Wednesday 7 October 2009

The Dales Way

And so I have returned to York after a 5 day trek across the Yorkshire Dales.


I really did think that this would be an easy stroll across a few Dales; up a few hills, maybe the odd marshy terrain, down a few pleasant valleys...84 miles didn't seem like a lot, and I was expecting a 17 mile daily average to leave plenty of time for leisurely picnics, exploring woodland and lengthy evenings in pubs.

Actually, I have never done anything so difficult in my life. Not even scrambling Goredale Scar comes close. I wasn't aware of the physical challenge that 5 days non-stop walking (because it was actually non-stop from 8:30am to 7pm) would bring - blissfully unaware, I must say! 10 hours of walking with a 10 minute stop by the M6 for a bread roll had me in tears - not that you could see them for the rain washing down my face. We had blisters from day 1, and made it through 5 packs of blister plasters (that's £25 worth of plasters!). We faces winds that came scarily close to blowing us down scars and into rivers, bringing relentless rain that soaked our feet, face, hands. Agony with every step meant evenings were spent rubbing muscle balsam into our tired limbs, streching, taking painkillers and showering to fight the chills. We waited as long as we could manage to digest our meals, then fell into bed to await the 6:30 call for more stretching and quick-fix foot operations with a pen knife the next day.

Sounds miserable, doesn't it?

Yes, at times I suppose it was miserable. But not miserable enough to loose sight of the incredible landscapes, the fresh air, the harsh weather, the autumn colours, the wildlife and the distance from this world. On most days we hardly saw a car or another person for hours at a time. We were left with the changing scenery - watching valleys becoming hills becoming dales becoming mountains, and the fantastic colours that October has brought. 2 days back in the real world and I am longing for the space around me and ahead of me. Although painful, the physical turmoil that we put our bodies through was amazing; I could feel myself getting stronger and fitter, and walking has never felt so easy. With every painful step I could appreciate the power of my body, putting it through so much and yet it didn't give up or even falter - it was finally doing what it was really built to do.

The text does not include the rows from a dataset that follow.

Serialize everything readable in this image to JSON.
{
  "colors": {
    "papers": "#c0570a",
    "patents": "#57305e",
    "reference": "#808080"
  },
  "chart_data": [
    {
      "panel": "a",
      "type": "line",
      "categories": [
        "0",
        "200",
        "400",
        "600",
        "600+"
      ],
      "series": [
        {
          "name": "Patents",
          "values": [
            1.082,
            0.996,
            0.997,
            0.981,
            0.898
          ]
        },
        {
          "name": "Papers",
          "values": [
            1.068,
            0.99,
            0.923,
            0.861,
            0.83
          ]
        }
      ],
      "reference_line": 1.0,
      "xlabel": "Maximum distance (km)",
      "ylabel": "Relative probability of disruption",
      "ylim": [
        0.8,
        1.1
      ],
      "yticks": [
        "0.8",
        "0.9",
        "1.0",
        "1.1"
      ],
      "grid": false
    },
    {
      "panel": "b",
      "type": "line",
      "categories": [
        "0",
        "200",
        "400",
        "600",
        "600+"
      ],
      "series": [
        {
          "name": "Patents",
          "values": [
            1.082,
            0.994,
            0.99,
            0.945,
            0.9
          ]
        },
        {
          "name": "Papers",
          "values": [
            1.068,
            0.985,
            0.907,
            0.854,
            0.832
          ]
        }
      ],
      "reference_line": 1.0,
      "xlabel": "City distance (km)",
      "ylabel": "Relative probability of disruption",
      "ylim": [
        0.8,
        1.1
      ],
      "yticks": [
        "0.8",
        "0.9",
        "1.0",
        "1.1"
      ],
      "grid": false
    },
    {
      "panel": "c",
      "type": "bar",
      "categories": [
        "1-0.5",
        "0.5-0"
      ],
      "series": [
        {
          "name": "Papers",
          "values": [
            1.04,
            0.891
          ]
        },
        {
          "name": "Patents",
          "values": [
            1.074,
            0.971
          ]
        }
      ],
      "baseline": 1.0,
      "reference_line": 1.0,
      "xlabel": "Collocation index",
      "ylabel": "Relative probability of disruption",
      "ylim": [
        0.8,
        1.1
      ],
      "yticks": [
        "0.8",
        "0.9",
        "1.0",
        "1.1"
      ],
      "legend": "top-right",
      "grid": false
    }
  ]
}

I can't really continue to put all of this into words - I will be typing all night. What the Dales Way brought to me is something that I probably couldn't ever find the right words to describe. The biggest challenge I've ever encountered, and possibly the best learning experience I've known in 22 years. The closest I've come to thinking I couldn't do something, at one point (only one point) the only time I've considered giving up and going home.

Mum asked me whether I'd do it again. I would for definite!